When Georgiana expressed doubt about surgically removing the birthmark, Alymer responded with confidence bespeaking hubris. “I have spent much thought upon the subject...I am convinced of the perfect practicality of its removal.” That reminded me of the liberals' theme song of the 1960s, the one about dreaming the impossible dream. So they gave us the Great Society, as President Lyndon Johnson labeled it, and now, a couple of generations later, his unprecedented spending ladled out money to all kinds of groups, has metastasized into the entitlement society, for which there are insufficient funds to pay for its upkeep, not to mention horrendous unintended consequences. To make a deplorable story short, the net result is millions of people burdened with counter-productive dependency needs. Such people live in a culture of poverty in which they believe they are incapable of functioning without government aid. And so they don't.



To his credit, Alymer addressed the possibility that scientists might discover nature's secrets and then misuse their power. To his discredit, he said that “a philosopher [read: scientist] who should go deep enough to acquire the power would attain too lofty a wisdom to stoop to the exercise of it.” Don't believe it. In the 1930s, the German Nazi government decreed, and their scientists implemented, a eugenics policy. Supposed super men and women, i.e., Ubermenschen, would inter-marry thus producing super children. Now because what is known about DNA allows medical professionals to more or less predict certain positive qualities in offspring, many unwed women have opted for pregnancy via sperm from unknown, but presumably superior, donors. As if fathers in the home are superfluous. I don't doubt that our contemporary biochemists will produce much that is good. However, I am also certain that scientists, well funded and highly knowledgeable but not religious and unbound by moral limits, will produce unfortunate and unintended consequences and even some monstrosities.

Alymer believed that we should trust science. But science, which deals only with material things, is itself value-neutral. Our most troubling problems come from the intellectual and/or spiritual realm. In other words, what scientist do with their knowledge is the problem, not the knowledge itself. History certainly affirms that weakened human nature cannot be trusted with certain matters. Besides test tube babies, there are other sinful consequences, include the destruction of soul-bearing embryos. Expect eugenics to make a sophisticated comeback, and this time many of the consequences will be horrific.
Georgiana, awed by Alymer's successes, said “It has made me worship you more than ever.” The keyword is “worship.” In our time, science, disdainful of religion, has taken on the cult status of a pagan culture.

Near the end, Alymer realized the danger into which he was placing his loving, trusting wife. “Know then..that this crimson hand [birthmark], superficial as it seems, has clutched its grasp into your being with a strength of which I had no previous conception.” But he was not deterred.



To begin the operation, Georgiana drank from a goblet. “She quaffed the liquid and returned the goblet to his [Alymer's] hand. ““Methinks it is like water from a heavenly fountain.”” The Eucharistic symbolism is clear—Science is crossing into matters reserved to religion.

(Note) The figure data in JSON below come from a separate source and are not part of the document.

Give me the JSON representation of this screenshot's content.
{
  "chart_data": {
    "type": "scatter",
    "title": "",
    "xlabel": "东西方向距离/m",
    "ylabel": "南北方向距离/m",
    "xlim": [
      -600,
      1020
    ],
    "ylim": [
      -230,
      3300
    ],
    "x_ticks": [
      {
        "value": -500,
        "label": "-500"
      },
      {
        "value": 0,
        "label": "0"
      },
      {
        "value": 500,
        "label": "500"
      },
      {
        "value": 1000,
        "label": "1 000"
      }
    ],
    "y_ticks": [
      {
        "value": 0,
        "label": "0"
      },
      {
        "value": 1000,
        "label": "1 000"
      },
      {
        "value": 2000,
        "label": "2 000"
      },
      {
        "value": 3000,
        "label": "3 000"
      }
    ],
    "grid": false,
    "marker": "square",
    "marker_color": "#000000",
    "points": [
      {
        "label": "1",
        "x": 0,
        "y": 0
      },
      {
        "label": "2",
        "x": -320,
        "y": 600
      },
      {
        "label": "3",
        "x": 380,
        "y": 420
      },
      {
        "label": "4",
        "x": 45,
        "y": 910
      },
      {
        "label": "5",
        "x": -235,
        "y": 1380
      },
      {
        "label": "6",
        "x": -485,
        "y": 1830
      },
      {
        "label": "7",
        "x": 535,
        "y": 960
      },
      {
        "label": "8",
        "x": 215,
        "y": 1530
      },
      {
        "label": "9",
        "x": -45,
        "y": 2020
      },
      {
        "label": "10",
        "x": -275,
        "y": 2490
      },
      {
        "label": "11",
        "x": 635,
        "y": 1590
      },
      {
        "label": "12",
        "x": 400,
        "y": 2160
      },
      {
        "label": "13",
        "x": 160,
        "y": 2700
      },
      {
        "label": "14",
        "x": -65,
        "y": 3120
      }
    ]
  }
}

The operation was a success, the birthmark was removed, but with unforeseen and most unfortunate consequences. Lesson: Solving human problems at the expense of limiting freedom inherent in human nature leads to dreadful consequences.



Incidentally, Hawthorne's religious thinking, whether he realized it or not, was essentially Catholic. That Catholic sense must have affected his daughter Rose. She joined the Church—something highly unusual in 19th century New England, and became a Catholic nun. Well known for her work with the sick and for her exceptional sanctity, she has been proposed for canonization.